Environment and Scope
In order to write functions in a proper way and avoid unusual errors, we need to know the concept of environment and scope in R.
R Programming Environment
Environment can be thought of as a collection of objects (functions, variables etc.). An environment is created when we first fire up the R interpreter. Any variable we define, is now in this environment. The top level environment available to us at the R command prompt is the global environment called R_GlobalEnv. Global environment can be referred to as .GlobalEnv in R codes as well. We can use the ls() function to show what variables and functions are defined in the current environment. Moreover, we can use the environment() function to get the current environment.
> a <- 2
> b <- 5
> f <- function(x) x<-0
> ls()
[1] "a" "b" "f"
> environment()
<environment: R_GlobalEnv>
> .GlobalEnv
<environment: R_GlobalEnv>In the above example, we can see that a, b and f are in the R_GlobalEnv environment. Notice that x (in the argument of the function) is not in this global environment. When we define a function, a new environment is created. In the above example, the function f creates a new environment inside the global environment. Actually an environment has a frame, which has all the objects defined, and a pointer to the enclosing (parent) environment. Hence, x is in the frame of the new environment created by the function f. This environment will also have a pointer to R_GlobalEnv. Consider the following example for more clarification of the cascading of environments.
f <- function(f_x){
g <- function(g_x){
print("Inside g")
print(environment())
print(ls())
}
g(5)
print("Inside f")
print(environment())
print(ls())
}Now when we run it from the command prompt, we get.
> f(6)
[1] "Inside g"
<environment: 0x0000000010c2bdc8>
[1] "g_x"
[1] "Inside f"
<environment: 0x0000000010c2a870>
[1] "f_x" "g"
> environment()
<environment: R_GlobalEnv>
> ls()
[1] "f"Here, we defined function g inside f and it is clear that they both have different environments with different objects within their respective frames.
R Programming Scope
Let us consider the following example.
outer_func <- function(){
b <- 20
inner_func <- function(){
c <- 30
}
}
a <- 10
Here we have a function inner_func() nested within outer_func(). The variable c is local to it while, a and b are global. Now from the perspective of outer_func(), b is local to it and a is global. The variable c is completely invisible to outer_func(). If we assign a value to a variable within a function, it will be local and will not effect to any global variable even if the name matches. For example, if we have a function as below.
outer_func <- function(){
a <- 20
inner_func <- function(){
a <- 30
print(a)
}
inner_func()
print(a)
}When we call it,
> a <- 10
> outer_func()
[1] 30
[1] 20
> print(a)
[1] 10We see that the variable a is created locally within the environment frame of both the functions and is different to that of the global environment frame.

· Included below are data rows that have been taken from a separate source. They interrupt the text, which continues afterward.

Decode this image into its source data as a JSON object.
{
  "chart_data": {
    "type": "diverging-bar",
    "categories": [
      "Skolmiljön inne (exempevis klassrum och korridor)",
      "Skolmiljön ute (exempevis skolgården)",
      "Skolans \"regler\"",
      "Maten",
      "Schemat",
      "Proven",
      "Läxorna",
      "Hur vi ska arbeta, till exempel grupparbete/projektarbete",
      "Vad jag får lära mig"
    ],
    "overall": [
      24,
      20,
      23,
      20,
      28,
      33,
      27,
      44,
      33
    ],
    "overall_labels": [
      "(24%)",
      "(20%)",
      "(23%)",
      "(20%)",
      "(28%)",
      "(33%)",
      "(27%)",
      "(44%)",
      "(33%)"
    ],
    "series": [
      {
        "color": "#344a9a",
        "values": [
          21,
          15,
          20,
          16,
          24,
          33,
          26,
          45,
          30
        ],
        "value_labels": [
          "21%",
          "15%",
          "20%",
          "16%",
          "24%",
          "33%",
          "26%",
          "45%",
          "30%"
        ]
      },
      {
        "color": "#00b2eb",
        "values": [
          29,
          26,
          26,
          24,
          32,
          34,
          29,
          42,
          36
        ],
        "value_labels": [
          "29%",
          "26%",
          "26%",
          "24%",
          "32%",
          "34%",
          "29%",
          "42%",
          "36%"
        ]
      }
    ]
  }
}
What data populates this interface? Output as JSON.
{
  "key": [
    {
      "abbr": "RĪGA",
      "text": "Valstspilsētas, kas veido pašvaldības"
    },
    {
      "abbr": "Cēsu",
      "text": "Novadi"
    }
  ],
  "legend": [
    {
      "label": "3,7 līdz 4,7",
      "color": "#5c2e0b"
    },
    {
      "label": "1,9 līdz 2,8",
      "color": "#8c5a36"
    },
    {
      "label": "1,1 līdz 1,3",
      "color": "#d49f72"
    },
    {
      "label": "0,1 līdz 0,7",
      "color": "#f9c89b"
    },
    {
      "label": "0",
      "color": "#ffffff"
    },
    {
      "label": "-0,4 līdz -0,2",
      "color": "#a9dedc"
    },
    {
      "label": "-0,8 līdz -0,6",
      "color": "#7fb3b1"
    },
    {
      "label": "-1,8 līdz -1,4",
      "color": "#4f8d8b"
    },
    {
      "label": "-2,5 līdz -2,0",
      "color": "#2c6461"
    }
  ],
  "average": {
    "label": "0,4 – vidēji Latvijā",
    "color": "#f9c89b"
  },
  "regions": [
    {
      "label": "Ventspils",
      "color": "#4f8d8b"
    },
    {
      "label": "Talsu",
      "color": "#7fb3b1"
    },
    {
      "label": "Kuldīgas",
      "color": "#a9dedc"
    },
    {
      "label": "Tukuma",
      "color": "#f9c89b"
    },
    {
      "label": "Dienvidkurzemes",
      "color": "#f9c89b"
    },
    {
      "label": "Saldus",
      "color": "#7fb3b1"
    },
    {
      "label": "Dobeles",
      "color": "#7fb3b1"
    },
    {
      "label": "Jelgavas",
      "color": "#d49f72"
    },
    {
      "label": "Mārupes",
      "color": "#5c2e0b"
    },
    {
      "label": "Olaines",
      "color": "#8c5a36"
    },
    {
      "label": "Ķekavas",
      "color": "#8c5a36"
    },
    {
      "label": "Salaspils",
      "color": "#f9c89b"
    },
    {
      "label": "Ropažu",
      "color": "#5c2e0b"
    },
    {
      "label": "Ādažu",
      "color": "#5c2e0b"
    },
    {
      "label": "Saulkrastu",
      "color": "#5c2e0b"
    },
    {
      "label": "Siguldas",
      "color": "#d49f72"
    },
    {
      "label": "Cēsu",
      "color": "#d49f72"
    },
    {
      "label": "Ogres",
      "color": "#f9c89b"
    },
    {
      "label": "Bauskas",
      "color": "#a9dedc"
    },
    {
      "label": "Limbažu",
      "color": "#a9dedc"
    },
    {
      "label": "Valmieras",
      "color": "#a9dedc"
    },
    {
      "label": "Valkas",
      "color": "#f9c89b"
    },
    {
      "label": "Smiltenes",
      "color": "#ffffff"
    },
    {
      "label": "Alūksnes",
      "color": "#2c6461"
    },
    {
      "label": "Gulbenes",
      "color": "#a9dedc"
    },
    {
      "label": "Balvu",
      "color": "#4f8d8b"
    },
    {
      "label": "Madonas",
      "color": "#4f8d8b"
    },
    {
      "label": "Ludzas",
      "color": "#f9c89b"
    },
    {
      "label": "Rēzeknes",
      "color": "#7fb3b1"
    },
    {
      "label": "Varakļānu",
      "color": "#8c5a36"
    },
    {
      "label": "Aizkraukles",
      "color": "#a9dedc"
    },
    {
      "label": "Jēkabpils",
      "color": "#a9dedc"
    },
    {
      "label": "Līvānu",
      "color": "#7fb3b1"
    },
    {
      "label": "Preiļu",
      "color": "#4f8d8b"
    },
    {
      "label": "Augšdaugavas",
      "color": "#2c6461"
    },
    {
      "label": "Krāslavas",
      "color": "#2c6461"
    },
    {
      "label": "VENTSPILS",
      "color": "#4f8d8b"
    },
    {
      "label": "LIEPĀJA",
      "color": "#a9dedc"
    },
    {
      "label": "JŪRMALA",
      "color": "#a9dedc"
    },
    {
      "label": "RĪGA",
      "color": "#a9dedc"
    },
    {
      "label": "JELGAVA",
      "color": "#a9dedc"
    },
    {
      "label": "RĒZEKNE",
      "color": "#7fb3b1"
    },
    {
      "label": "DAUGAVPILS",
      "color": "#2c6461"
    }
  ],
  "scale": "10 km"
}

Global variables can be read but when we try to assign to it, a new local variable is created instead. To make assignments to global variables, superassignment operator, <<-, is used. When using this operator within a function, it searches for the variable in the parent environment frame, if not found it keeps on searching the next level until it reaches the global environment. If the variable is still not found, it is created and assigned at the global level.
outer_func <- function(){
inner_func <- function(){
a <<- 30
print(a)
}
inner_func()
print(a)
}On running this function,
> outer_func()
[1] 30
[1] 30
> print(a)
[1] 30When the statement a <<- 30 is encountered within inner_func(), it looks for the variable a in outer_func() environment. When the search fails, it searches in R_GlobalEnv. Since, a is not defined in this global environment as well, it is created and assigned there which is now referenced and printed from within inner_func() as well as outer_func().